Un’altra importante questione è quella del ritardo sulla cablatura in fibra ottica del nostro territorio, ossia la rete sulla quale far viaggiare la voce, i dati e i video. Una rete già esiste ed è quella di Tim, ma è basata su una tecnologia superata, quella del rame, che andrebbe sostituita con la fibra ottica da far arrivare fin dentro le abitazioni. Il processo di ammodernamento della rete sta andando avanti, ma lentamente e privilegiando le zone più remunerative. Diversi operatori si sono aggiunti a Tim, come Enel e Open Fiber (partecipata della Cassa depositi e prestiti), quando invece un investimento così rilevante richiederebbe uno sforzo comune. La logica suggerirebbe di scorporare la rete da Tim e farla diventare una società aperta a tutti gli operatori del sistema, siano essi privati o pubblici. Ovviamente le valutazioni economiche sono diverse a seconda dei protagonisti coinvolti, ma lasciare fuori dalla partita Tim sembra un controsenso, in quanto si rischierebbe di doppiare i costi, che ricadrebbero quindi sugli utenti finali (comprese, forse, le tariffe dell’energia elettrica).

Il mercato da solo non può risolvere questi problemi – si pensi, per esempio, che più di un terzo della popolazione non sarebbe servita dal cavo in fibra ottica qualora si guardasse alla sola rimuneratività dell’operazione. Per questo deve intervenire lo Stato, non tanto con proprie società, quanto promuovendo e coordinando le iniziative private con proprie partecipazioni e prerogative (come ha fatto il governo, ad esempio, attivando la golden power sulla rete Tim). Per molti una rete Internet davvero funzionante (più del 60% della popolazione è connesso) sarebbe più utile di un moderno televisore, anche perché proprio dalla rete si potranno vedere in futuro i propri programmi preferiti.

Infine va ricordato che nel mondo televisivo sono stati pochi i cambiamenti tecnologici. Gli unici degni di nota sono stati l’introduzione del colore nel 1977 e l’arrivo del digitale terrestre nel 2008. In particolare, è stata quest’ultima tecnologia a cambiare molto lo scenario. A prescindere dalla qualità nettamente superiore delle immagini e del suono, grazie alla compressione del segnale è stato possibile l’ampliamento delle emittenti. Se prima i canali nazionali free via etere non arrivavano a quindici, ora sono più di novanta. L’offerta si è ampliata con l’ingresso di importanti operatori. L’oligopolio Rai-Mediaset ha subito una scossa: nel 2000 Rai e Mediaset insieme arrivavano al 91% dell’ascolto, nel 2010 la quota è scesa all’81%, mentre attualmente siamo al 71%. Nel 2022, alla fine dell’introduzione del nuovo standard, i due oligopolisti scenderanno ancora, così da rendere più competitivo il sistema Tv?

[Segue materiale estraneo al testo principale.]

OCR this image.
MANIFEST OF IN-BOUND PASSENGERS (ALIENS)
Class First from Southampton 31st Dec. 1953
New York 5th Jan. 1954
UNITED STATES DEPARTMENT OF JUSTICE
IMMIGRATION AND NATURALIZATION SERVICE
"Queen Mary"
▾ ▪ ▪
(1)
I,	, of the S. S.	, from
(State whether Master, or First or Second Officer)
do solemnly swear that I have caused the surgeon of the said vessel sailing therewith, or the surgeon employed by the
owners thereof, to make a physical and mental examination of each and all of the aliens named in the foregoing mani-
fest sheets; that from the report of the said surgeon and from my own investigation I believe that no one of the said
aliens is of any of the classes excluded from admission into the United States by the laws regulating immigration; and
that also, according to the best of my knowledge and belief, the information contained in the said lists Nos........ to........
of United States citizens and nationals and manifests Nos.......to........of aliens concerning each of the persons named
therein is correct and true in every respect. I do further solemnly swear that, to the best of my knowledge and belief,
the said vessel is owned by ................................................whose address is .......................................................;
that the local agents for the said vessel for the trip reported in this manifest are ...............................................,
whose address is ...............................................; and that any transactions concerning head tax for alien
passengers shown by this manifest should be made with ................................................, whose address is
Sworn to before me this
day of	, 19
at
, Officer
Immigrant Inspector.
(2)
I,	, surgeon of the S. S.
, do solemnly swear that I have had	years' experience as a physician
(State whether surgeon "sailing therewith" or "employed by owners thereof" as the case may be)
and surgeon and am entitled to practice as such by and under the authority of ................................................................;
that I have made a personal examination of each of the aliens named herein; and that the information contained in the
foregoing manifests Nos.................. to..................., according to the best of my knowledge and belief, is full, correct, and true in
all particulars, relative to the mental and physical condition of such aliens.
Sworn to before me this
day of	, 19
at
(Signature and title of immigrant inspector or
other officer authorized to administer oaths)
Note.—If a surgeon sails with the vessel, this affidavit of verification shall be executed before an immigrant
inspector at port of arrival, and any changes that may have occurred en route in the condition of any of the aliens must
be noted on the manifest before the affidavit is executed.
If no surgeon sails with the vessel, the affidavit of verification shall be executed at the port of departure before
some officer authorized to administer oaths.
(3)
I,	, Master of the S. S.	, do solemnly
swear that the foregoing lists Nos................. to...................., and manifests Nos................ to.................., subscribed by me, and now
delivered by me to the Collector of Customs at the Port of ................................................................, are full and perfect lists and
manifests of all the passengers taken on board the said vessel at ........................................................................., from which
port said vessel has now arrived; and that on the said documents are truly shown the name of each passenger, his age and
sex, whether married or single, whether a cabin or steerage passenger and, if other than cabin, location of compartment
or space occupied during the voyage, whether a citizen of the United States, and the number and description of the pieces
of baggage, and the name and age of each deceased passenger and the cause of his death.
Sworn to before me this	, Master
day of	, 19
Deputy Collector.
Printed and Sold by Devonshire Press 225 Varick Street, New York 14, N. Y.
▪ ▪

Nella prossima legislatura gli argomenti qui trattati, dall’introduzione del nuovo standard di televisione (con una nuova numerazione dei canali), all’ipotesi di un gestore unico delle torri e alla realizzazione della cablatura del Paese, diventeranno di attualità. Ci sarà ancora, però, il ben noto «berlusconiano» conflitto d’interessi, che la maggioranza attuale non ha disciplinato, pensando forse che non fosse una priorità.